Gestores questionam ainda como Estados e municípios farão o acompanhamento desses alunos e com qual orçamento. “O homeschooling é extremamente deletério para a educação básica”, diz o líder de relações governamentais do Todos pela Educação, Lucas Hoogerbrugge. Para ele, a aprovação do projeto põe em risco “milhões de crianças que hoje têm obrigação de ir para escola e para quem o Estado tem o papel de prover educação de qualidade.” 

Fonte: ESTADÃO CONTEÚDO

Recurso com repercussão geral discute direito dos pais de educar filhos em casa

O Supremo Tribunal Federal reconheceu a repercussão geral de recurso que discute se o ensino domiciliar pode ser proibido pelo Estado ou considerado meio lícito de cumprimento, pela família, do dever de prover educação, nos termos do artigo 205 da Constituição Federal. O tema central em discussão, segundo o relator, ministro Luís Roberto Barroso, são os limites da liberdade dos pais na escolha dos meios pelos quais irão prover a educação dos filhos, segundo suas convicções pedagógicas, morais, filosóficas, políticas e/ou religiosas.

O Recurso Extraordinário (RE) 888815 teve origem em mandado de segurança impetrado pelos pais de uma menina, então com 11 anos, contra ato da secretária de Educação do Município de Canela (RS) que negou pedido para que a criança fosse educada em casa e orientou-os a fazer matrícula na rede regular de ensino, onde até então havia estudado.

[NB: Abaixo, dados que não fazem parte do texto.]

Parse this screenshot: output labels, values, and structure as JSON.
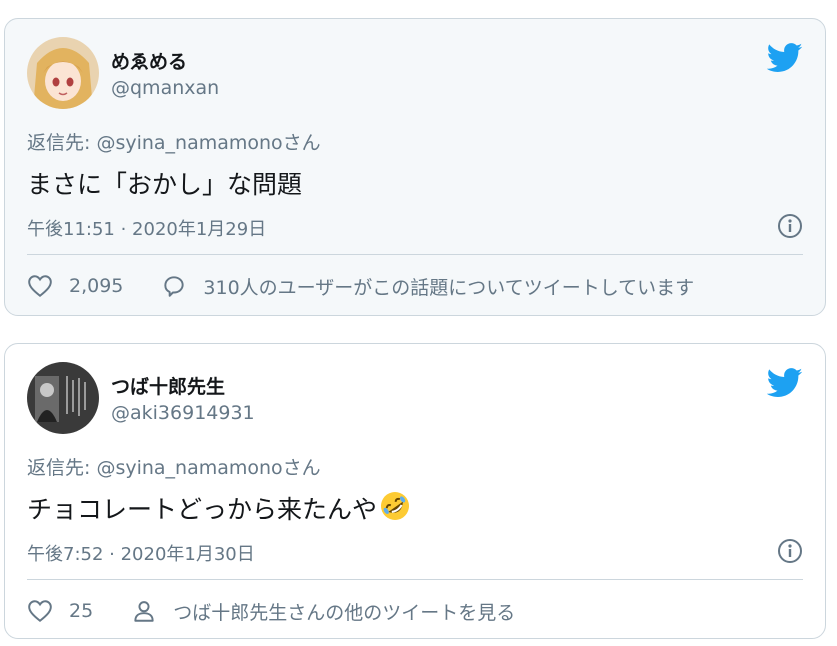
{
  "colors": {
    "accent": "#1da1f2",
    "muted": "#657786",
    "border": "#ccd6dd",
    "highlight_bg": "#f5f8fa"
  },
  "tweets": [
    {
      "name": "めゑめる",
      "handle": "@qmanxan",
      "reply_to": "返信先: @syina_namamonoさん",
      "text": "まさに「おかし」な問題",
      "timestamp": "午後11:51 · 2020年1月29日",
      "likes": "2,095",
      "secondary_action": "310人のユーザーがこの話題についてツイートしています",
      "secondary_icon": "speech-bubble-icon"
    },
    {
      "name": "つば十郎先生",
      "handle": "@aki36914931",
      "reply_to": "返信先: @syina_namamonoさん",
      "text": "チョコレートどっから来たんや",
      "emoji": "rolling-on-floor-laughing-emoji",
      "timestamp": "午後7:52 · 2020年1月30日",
      "likes": "25",
      "secondary_action": "つば十郎先生さんの他のツイートを見る",
      "secondary_icon": "person-icon"
    }
  ]
}
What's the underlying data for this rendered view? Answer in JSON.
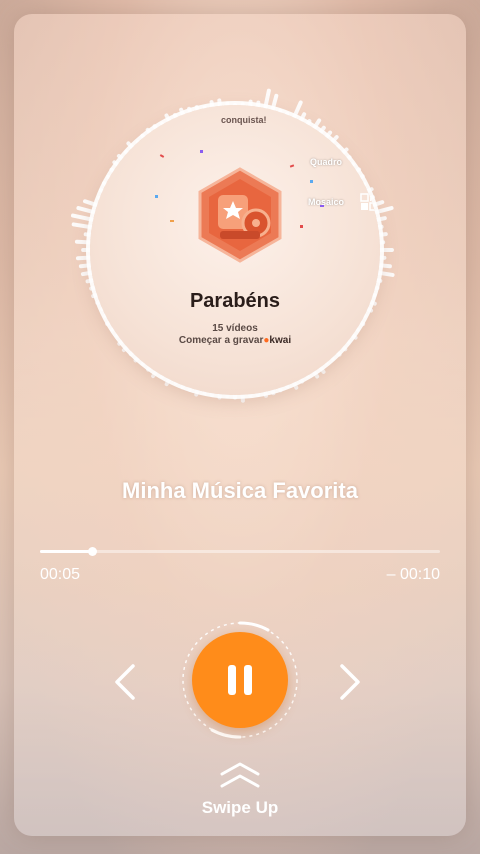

Tanto o juízo da Comarca de Canela quanto o Tribunal de Justiça do Estado do Rio Grande do Sul (TJ-RS) indeferiram a segurança, com o fundamento de que, não havendo previsão legal de ensino nessa modalidade, não há direito líquido e certo a ser amparado.

No recurso ao STF, os pais sustentam que “restringir o significado da palavra educar simplesmente à instrução formal numa instituição convencional de ensino é não apenas ignorar as variadas formas de ensino agora acrescidas de mais recursos com a tecnologia como afrontar um considerável número de garantias constitucionais”, como os princípios da liberdade de ensino e do pluralismo de ideias e de concepções pedagógicas (artigo 206, incisos II e III), tendo-se presente a autonomia familiar assegurada pela Constituição.

Ao admitir o recurso extraordinário, o ministro Luís Roberto Barroso ressaltou que a Constituição prevê a educação como direito fundamental, cuja efetivação é dever conjunto do Estado e da família. O artigo 208 discute somente os meios pelos quais será efetivada a obrigação do Estado. “A controvérsia envolve, portanto, a definição dos contornos da relação entre Estado e família na educação das crianças e adolescentes, bem como os limites da autonomia privada contra imposições estatais”, observou.

“Possui, assim, natureza constitucional o debate acerca da possibilidade de a família de desincumbir do dever de prover educação (artigo 205) por meio de ensino domiciliar (homeschooling).”

Para o ministro, o caso em questão, apesar de não ser frequentemente judicializado, não está adstrito ao interesse das partes. “Segundo a Associação Nacional de Educação Domiciliar (ANED), após o reconhecimento pelo MEC da utilização do desempenho no ENEM como certificação de conclusão de ensino médio, em 2012, o número de adeptos do homeschooling no Brasil dobrou e atingiu 2.000 famílias”, assinalou.

“O debate apresenta repercussão geral, especialmente do ponto de vista social, jurídico e econômico: social, em razão da própria natureza do direito pleiteado; jurídico, porque relacionado à interpretação e alcance das normas constitucionais que preveem a liberdade de ensino e o pluralismo de ideias e concepções pedagógicas e à definição dos limites da relação entre Estado e família na promoção do direito fundamental à educação; e econômico, tendo em conta que, segundo estudos o reconhecimento do homeschooling poderia reduzir os gastos públicos com a educação”, concluiu. A decisão no Plenário Virtual quanto à existência de repercussão geral foi por maioria.